Saturday, 4 May 2024

How other countries are tackling high sugar consumption

SINGAPORE – Many countries in the world tax pre-packed drinks that are high in sugar as a way to cut the sugar consumption by their people. These include neighbours in the region such as Brunei and Thailand.

One of the earliest to do so is Finland, which has taxed sugar-sweetened drinks since the 1940s.

The most recent is Britain, which imposed a two-tiered sugar tax in April this year. There is a 33 Singapore cents tax per litre for packaged drinks with more than 5 per cent sugar, and 44 Singapore cents when the sugar content exceeds 8 per cent.

The tax was announced in 2016, leading to more than half the drinks manufacturers reformulating their products to contain less sugar.

Thailand, which launched its tax last year, has four tiers of taxes. There is no tax for drinks which contain less than 6 per cent of sugar.

Generally, the goal of having a sugar tax is to encourage manufacturers to reformulate their drinks so less sugar is used.

A tax, even a low one such as the three-cent tax per litre of drinks with more than 8 per cent sugar in Hungary, can change people’s drinking patterns.

Hungary imposed a health tax in 2011 on a range of unhealthy foods including drinks, ice cream, jams and condiments. Within two years, the sales of taxed food fell by 27 per cent.

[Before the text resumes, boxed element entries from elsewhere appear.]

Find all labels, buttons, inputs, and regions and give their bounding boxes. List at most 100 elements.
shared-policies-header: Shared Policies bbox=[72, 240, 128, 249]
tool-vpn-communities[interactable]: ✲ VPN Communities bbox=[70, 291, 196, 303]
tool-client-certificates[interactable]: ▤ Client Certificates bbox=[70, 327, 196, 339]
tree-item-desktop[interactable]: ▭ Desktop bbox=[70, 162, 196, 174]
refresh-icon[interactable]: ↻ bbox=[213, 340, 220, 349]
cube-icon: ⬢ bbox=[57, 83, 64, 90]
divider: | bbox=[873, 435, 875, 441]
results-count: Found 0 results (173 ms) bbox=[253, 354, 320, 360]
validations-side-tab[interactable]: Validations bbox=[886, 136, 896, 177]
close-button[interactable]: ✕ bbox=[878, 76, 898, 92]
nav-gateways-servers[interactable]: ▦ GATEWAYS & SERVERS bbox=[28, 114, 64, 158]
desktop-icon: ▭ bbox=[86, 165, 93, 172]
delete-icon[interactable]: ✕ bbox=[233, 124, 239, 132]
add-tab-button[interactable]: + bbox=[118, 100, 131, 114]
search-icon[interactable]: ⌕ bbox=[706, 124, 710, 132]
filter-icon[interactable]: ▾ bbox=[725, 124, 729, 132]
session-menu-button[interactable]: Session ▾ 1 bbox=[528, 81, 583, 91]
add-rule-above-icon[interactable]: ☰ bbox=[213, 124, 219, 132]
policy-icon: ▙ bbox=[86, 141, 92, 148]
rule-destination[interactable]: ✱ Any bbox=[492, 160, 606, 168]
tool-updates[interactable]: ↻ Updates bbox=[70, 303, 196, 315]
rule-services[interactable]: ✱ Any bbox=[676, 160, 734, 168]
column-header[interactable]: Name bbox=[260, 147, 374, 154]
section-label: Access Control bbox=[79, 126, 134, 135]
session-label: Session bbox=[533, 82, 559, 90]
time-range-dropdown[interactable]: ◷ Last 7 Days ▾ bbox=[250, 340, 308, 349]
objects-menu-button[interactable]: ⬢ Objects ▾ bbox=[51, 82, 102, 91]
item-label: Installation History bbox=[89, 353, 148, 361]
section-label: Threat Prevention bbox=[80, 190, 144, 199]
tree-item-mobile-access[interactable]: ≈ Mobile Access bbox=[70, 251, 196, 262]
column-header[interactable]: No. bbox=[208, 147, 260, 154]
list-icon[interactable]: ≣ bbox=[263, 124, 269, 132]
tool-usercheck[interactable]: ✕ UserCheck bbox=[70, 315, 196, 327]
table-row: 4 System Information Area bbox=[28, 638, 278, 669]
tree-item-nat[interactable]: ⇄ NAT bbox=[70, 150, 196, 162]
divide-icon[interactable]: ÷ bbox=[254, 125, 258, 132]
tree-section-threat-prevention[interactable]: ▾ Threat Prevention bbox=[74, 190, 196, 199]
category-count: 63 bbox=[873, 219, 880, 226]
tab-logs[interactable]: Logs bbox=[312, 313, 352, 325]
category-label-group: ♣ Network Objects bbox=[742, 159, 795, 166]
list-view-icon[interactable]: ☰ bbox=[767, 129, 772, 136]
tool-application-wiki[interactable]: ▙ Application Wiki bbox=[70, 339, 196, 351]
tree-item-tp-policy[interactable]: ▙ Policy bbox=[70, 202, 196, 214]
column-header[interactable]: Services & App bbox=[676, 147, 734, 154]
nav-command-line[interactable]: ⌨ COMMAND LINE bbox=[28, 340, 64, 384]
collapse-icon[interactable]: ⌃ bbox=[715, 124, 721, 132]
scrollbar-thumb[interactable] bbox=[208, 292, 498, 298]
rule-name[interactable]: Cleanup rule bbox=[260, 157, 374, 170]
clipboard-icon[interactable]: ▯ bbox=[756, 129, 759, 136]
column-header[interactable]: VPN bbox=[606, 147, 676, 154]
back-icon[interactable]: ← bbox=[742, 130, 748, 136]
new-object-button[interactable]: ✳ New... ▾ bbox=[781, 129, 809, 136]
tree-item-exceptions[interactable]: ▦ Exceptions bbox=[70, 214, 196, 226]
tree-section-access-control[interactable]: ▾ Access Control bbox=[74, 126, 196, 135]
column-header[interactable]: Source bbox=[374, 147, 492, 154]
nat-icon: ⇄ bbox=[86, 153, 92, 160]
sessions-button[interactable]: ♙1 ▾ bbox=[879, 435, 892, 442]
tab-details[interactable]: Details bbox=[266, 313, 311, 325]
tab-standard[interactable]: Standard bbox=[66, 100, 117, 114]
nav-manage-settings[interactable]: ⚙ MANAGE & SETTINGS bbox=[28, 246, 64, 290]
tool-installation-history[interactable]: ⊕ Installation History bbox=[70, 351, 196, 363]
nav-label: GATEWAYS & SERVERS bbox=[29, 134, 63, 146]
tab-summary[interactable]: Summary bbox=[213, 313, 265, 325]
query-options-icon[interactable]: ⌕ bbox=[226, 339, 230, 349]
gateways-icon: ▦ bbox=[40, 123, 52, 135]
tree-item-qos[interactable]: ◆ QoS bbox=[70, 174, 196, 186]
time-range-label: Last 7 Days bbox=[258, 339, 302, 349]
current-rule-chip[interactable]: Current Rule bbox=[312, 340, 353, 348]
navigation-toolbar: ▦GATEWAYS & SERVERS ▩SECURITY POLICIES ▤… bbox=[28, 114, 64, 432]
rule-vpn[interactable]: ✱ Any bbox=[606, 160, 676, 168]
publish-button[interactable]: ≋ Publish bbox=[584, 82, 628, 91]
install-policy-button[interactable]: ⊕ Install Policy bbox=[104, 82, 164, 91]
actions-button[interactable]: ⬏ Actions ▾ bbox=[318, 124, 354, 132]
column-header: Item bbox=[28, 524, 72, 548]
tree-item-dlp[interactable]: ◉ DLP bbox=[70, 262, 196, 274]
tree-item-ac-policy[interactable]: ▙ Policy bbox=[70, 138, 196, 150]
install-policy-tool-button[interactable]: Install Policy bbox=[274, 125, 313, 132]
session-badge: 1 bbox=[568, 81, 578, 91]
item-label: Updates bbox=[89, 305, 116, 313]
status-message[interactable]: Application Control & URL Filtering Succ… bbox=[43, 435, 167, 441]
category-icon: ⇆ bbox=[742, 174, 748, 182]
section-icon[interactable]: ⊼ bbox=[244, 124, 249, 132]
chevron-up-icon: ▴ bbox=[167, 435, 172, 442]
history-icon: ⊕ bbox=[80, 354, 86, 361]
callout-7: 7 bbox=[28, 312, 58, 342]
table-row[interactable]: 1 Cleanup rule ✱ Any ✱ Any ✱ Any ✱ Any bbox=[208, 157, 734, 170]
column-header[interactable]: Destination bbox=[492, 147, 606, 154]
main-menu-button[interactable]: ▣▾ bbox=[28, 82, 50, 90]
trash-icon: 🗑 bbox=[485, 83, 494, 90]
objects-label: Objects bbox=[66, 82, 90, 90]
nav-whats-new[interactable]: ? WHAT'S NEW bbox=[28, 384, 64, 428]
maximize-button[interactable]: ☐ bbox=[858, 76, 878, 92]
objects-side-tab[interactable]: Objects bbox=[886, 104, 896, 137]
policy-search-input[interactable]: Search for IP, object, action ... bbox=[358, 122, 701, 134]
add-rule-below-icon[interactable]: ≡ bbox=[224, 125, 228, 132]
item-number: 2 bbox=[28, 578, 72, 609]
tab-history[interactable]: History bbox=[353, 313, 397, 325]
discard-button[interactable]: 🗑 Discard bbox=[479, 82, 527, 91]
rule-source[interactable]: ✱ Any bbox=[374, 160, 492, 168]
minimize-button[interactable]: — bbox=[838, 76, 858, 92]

Professor Eric Finkelstein of Duke-NUS Medical School said taxes that raise prices by 20 per cent tend to have a significant effect on purchases.

Professor Teo Yik Ying, dean of the Saw Swee Hock School of Public Health, said such taxes are aimed not at consumers but to incentivise the industry to reduce the sugar content to avoid the tax.

Other steps countries have taken to reduce sugar intake, and which Singapore is also considering, is to ban or restrict advertisements of unhealthy food and drinks and to get manufacturers to place prominent labels to indicate whether the food is healthy or not.

Some of these labels provide details on the amount of sugar, salt, fat and total calories in the product, while others use stars or traffic light symbols to indicate if the item is healthy, neutral or unhealthy.

Prof Finkelstein said most people ignore labels. But for people who do read them, these labels have a major impact on their purchases.

Prof Teo said the key to getting people to take less sugar is education. If people want healthier versions, manufacturers will provide them, he said.

“Fundamentally, they are driven by profits and consumer choices.”

Professor Rob van Dam, an epidemiologist at the Saw Swee Hock School of Public Health, said restricting advertisements of high-sugar drinks is important as these tend to appeal to children who are “less able to distinguish between factual information and advertisements”.